The late Dr. Everett Rogers was one of the first to discuss the Diffusion of Innovations in his 1962 book of the same name. This theoretical framework centers on factors that affect adoption of ideas within a community. Engaging innovators of the idea, community members with early “buy-in” of the idea, helps to accelerate dissemination. In the context of Eurovision, I envision super-fans as these innovators, who are diligent in following along with Eurovision throughout the entire season.  The super-fans help to spread the “idea” that Eurovision is a great production that peers in their social networks and communities should watch come May.  In other words, these super-fans serve as the starting point for an annual word-of-mouth campaign.  While the larger majority of the viewing audience may not follow the national selections, the super-fans are slowly diffusing free advertising for Eurovision starting in the Fall.  Those within their social networks, who may be more casual followers, remain aware of Eurovision, are hopefully more inclined to watch, and also share that news with their friends, thus continuing the diffusion process.

Having personal endorsements of Eurovision, be it through the super-fans’ long tenures of viewership or their experiences of travelling to see the show live, provide a more personal touch that can sway people to tune in.  In countries where Eurovision is less-known, such as the United States, these super-fans stateside are integral to helping drive viewership to Eurovision.com and the national broadcaster, Logo.  Take, for example, my friend Alan from Indiana. He learned of Eurovision from me in 2014; in 2015, he took the plunge and went to Vienna with me to watch the shows. While there and upon returning, he immediately cemented his place as a fan, telling people about his experiences and then encouraging them to watch the 2016 edition.  Such conversations were enough to make them watch for the first time ever. Given the positive feedback that they provided, I would not be surprised if they continue to watch annually, which from the perspective of the EBU and Logo, is a win.  

I envision this scenario not being unique only to Alan and myself; this likely has occurred all across the world.  Even in countries where Eurovision has been in the public mindset, such diffusion of beliefs that place Eurovision in a positive light is important.  Even when the national perception of Eurovision is negative, super-fans are important in presenting Eurovision in a positive light and retaining former viewership. Moreover, super-fans are authentic.  Despite loving the show, they are not afraid to express dismay when they don’t like songs or the results.  How they endorse Eurovision to their friends is not scripted, but rather personalized, which goes a long way when thinking about marketing.

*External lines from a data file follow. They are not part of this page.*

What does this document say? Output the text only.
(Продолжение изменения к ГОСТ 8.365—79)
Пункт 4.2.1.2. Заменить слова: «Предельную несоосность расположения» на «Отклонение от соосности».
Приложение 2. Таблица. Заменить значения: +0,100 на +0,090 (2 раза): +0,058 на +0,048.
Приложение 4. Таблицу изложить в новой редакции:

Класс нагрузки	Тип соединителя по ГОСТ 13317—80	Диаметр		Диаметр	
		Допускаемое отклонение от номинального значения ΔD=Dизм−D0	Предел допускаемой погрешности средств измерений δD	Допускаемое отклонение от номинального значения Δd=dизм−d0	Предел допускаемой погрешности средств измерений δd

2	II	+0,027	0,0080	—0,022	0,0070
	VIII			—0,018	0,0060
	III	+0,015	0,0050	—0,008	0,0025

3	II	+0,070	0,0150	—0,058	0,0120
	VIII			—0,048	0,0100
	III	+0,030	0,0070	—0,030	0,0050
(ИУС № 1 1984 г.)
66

Although super-fans make up a small proportion of the actual viewership, their status within Eurovision is irreplaceable. Keeping them happy is essential.  Thus, maintaining OGAE fan packages is warranted.  The time that the super-fans could be marveling about the upcoming Eurovision was instead bogged down by their complaints of more priority on the hands of the EBU and NTU.  Keeping the super-fans happy will continue their dissemination of positive feedback to their social networks, which will hopefully lead to casual viewer interest. Furthermore, if we want to label them as nothing more than props to a live show, no one can deny that they project great enthusiasm and are the best to epitomize the passion that encompasses Eurovision.  Without super-fans, Eurovision may continue.  But the show will lose its spark by undeniably losing a major component to its marketing and personality.